Can a suicide note be a valid holograph will? Maybe, and it depends upon where you live.
The Ontario case of McGrath v. Joy, which decision was released at the end of 2020, dealt with whether a suicide note was a valid holograph will. My colleague, Rebecca Studin, recently blogged about the case, where it was found that the suicide note was not a valid holograph will. The judge commented, in part, that the suicide note was merely a “profanity laced diatribe” which could not stand as a valid testamentary document.
Gregoire v. Cordani, 2020 BCSC 276 (CanLII) (“Gregoire”), a British Columbia decision also released in 2020, similarly dealt with the issue of whether a suicide note was a valid holograph will, but ended with a different result.

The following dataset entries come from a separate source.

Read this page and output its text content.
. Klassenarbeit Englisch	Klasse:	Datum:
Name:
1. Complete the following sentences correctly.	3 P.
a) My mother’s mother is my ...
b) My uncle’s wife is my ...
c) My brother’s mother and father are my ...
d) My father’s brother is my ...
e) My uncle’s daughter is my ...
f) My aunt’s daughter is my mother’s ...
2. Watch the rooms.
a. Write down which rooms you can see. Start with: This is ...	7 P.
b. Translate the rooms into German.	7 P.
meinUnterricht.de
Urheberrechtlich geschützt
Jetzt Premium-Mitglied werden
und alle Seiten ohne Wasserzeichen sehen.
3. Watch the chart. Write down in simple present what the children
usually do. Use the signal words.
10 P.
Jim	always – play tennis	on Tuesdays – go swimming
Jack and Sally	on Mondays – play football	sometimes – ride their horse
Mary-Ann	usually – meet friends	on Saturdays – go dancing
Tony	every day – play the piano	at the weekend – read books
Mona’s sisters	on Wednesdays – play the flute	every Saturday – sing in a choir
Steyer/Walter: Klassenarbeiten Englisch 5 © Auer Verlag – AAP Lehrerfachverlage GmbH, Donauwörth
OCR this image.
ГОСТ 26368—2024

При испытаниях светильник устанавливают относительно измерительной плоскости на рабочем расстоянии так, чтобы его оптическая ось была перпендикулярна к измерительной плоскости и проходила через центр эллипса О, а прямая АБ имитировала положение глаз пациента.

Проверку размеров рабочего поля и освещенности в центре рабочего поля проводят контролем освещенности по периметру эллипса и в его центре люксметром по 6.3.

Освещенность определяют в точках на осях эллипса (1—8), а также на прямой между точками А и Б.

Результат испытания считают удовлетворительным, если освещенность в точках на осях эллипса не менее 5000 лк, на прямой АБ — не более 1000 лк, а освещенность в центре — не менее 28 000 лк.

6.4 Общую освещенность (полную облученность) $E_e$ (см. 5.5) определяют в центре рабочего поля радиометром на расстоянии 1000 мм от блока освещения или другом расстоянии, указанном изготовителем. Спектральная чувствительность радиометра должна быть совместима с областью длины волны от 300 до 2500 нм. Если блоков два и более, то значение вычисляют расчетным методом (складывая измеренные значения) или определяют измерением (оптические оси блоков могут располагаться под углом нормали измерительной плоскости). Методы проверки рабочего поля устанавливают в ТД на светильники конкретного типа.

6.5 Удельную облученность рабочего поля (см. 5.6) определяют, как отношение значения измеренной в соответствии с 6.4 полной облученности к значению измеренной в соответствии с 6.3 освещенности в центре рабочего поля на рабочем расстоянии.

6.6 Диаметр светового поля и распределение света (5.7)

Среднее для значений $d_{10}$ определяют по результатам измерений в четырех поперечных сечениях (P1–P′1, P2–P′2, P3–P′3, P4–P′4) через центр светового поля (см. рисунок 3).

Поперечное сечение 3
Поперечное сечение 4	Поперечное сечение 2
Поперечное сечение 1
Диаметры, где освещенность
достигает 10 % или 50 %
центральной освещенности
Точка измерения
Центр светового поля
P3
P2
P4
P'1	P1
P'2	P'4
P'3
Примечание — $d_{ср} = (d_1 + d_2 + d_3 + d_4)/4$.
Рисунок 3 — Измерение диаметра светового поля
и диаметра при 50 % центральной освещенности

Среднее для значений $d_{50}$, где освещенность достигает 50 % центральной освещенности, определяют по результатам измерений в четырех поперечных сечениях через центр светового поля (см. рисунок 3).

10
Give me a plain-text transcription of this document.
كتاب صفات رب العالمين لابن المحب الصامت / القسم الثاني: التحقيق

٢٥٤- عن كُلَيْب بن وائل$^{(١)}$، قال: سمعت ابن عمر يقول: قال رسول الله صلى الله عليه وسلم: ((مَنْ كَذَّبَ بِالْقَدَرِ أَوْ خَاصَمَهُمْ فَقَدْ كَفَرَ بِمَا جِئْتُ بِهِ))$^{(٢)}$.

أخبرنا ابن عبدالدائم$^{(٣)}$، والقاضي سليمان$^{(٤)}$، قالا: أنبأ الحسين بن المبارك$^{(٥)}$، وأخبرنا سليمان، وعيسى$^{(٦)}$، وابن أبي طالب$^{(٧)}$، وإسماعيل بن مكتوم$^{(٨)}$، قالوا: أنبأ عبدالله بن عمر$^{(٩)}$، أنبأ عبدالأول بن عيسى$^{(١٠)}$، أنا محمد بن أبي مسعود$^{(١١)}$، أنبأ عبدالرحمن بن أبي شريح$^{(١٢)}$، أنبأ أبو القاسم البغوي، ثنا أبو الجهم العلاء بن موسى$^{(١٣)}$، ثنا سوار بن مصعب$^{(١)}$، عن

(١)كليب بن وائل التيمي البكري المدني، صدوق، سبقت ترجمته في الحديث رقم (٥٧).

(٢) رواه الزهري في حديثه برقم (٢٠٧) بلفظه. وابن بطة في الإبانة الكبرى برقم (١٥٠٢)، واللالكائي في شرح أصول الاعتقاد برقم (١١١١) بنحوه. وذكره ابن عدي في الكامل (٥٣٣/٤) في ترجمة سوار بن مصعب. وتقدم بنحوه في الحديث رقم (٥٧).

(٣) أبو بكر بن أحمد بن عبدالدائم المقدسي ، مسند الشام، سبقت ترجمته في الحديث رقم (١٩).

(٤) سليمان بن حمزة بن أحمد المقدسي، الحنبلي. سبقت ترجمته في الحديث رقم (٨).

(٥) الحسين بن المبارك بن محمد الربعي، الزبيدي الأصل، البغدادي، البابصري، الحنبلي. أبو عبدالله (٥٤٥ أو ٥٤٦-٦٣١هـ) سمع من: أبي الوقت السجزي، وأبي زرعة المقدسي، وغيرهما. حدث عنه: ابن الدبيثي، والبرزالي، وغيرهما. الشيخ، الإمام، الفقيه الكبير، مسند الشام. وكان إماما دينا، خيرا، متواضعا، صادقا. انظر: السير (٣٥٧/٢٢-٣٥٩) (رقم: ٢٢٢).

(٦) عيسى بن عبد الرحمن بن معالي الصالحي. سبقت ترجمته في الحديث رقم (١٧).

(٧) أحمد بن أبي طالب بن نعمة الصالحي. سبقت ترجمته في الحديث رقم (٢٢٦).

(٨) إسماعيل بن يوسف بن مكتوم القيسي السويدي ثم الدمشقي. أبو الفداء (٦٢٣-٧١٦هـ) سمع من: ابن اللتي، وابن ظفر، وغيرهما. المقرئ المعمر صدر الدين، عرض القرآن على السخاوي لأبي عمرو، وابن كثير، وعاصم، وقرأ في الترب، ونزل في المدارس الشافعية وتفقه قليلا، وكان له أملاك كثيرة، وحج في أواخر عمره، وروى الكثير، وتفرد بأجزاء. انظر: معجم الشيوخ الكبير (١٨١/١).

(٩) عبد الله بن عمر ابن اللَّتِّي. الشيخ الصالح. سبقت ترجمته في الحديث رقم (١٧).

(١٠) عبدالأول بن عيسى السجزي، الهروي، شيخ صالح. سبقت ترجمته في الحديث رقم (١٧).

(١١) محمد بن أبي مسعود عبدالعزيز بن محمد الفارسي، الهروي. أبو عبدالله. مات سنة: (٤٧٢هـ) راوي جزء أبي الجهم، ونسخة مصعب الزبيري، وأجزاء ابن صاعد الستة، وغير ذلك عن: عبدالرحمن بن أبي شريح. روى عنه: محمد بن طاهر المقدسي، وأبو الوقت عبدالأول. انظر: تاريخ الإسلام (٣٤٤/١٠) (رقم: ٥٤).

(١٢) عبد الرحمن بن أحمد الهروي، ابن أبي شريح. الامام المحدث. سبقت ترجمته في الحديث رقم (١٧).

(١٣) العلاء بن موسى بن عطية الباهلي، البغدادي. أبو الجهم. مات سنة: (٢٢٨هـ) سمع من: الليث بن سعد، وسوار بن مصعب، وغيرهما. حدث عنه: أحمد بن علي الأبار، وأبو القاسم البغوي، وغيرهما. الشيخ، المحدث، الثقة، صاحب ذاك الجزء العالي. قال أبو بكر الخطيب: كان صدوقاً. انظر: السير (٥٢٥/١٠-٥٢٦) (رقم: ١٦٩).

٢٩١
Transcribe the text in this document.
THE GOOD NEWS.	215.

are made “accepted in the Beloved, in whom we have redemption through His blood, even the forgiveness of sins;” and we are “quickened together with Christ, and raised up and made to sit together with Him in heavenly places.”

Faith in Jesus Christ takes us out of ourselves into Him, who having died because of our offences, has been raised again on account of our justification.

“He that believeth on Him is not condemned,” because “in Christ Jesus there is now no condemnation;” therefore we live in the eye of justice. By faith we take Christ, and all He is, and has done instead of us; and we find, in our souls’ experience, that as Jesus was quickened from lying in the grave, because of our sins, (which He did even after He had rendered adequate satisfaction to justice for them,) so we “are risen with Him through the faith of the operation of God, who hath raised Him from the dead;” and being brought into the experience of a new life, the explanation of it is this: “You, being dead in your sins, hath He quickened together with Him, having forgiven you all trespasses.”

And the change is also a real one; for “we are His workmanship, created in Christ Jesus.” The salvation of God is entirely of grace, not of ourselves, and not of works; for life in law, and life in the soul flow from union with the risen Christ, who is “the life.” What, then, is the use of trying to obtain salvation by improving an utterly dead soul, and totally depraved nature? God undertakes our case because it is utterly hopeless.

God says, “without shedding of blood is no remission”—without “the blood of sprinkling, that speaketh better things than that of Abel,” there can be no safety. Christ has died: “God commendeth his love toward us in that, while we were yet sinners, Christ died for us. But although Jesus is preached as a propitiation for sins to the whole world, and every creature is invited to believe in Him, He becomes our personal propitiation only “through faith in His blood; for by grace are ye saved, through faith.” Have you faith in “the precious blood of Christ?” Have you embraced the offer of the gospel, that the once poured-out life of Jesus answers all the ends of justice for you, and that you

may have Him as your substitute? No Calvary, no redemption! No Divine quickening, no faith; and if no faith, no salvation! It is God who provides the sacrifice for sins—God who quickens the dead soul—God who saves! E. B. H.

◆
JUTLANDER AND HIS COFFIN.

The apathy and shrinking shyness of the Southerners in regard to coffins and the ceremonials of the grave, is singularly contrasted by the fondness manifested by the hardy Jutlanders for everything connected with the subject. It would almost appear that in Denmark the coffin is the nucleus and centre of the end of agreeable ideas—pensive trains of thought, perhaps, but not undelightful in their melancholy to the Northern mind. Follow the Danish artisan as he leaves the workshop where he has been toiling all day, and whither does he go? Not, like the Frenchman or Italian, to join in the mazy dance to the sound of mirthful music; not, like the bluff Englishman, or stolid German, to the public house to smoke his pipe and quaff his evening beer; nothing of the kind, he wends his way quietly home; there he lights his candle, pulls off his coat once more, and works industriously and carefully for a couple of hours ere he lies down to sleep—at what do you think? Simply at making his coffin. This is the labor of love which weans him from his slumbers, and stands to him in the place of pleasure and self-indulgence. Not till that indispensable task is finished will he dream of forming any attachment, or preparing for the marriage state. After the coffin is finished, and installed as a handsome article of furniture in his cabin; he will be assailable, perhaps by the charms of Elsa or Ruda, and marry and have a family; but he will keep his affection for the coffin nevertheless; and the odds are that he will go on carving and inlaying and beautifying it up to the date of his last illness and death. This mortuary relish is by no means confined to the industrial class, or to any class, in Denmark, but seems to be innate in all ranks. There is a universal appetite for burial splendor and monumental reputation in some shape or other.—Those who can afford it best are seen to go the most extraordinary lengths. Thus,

The facts in Gregoire are straightforward. Jean-Claude Gregoire and Nicola Cordani were common law spouses. Ms. Cordani suffered from depression and anxiety and had cut ties with some family members, including ceasing communication with her mother and two of her brothers.
In September 2018, Nicola was found dead from an apparent suicide, with a handwritten note found nearby. Despite searches, no other note or testamentary instrument could be located.
Mr. Gregoire commenced an application under section 58 of the Wills, Estates and Succession Act (the “WESA”) to have the court validate the suicide note as a holograph will, even though it did not meet the legislative requirements set out in section 37 of the WESA (i.e. there were no witnesses). British Columbia operates pursuant to a substantial compliance regime and section 58 of the WESA provides the court with the power to cure such deficiencies. Whether section 58 applications will succeed depends upon: (1) whether the document is authentic; and (2) whether it represents the deceased’s testamentary intentions. Testamentary intentions must be deliberate or fixed and final expression of intention as to the disposal of property on death.
The court reviewed the suicide note in detail (it is reproduced in the decision at paragraph 29). Among other things, the suicide note listed various assets with sufficient specificity, named several beneficiaries, and excluded Ms. Cordani’s mother and two brothers, which accorded with the narrative that she was estranged from them. The suicide note also stated, “This is my will please respect my wishes” and was dated and signed by Ms. Cordani, who additionally included her social insurance number.
Ultimately, the court concluded (in part by relying upon the contents of the suicide note itself) that it was Ms. Cordani’s intention to create a will and further that it had the authority under s. 58 of the WESA to cure any technical defects. Accordingly, the court found that a valid holographic will had been created.
Certainly, the decision in Gregoire stands in stark contrast to the aforementioned case of McGrath v. Joy. Part of the differences between the two cases may be attributed to the different approaches of the two provinces to curing technical defects in wills; specifically, Ontario employs a strict compliance regime while British Columbia operates under a substantial compliance regime.
Notably, Ontario appears to be moving away from the strict compliance regime to a substantial compliance regime in some respects. On May 1, 2021, we can expect various updates to the Succession Law Reform Act, which will include, but not be limited to, broadening the court’s powers to remedy deficiencies in wills. It will be interesting to see how cases dealing with issues relating to due execution of wills will be treated in the interim and after the new updates come into effect.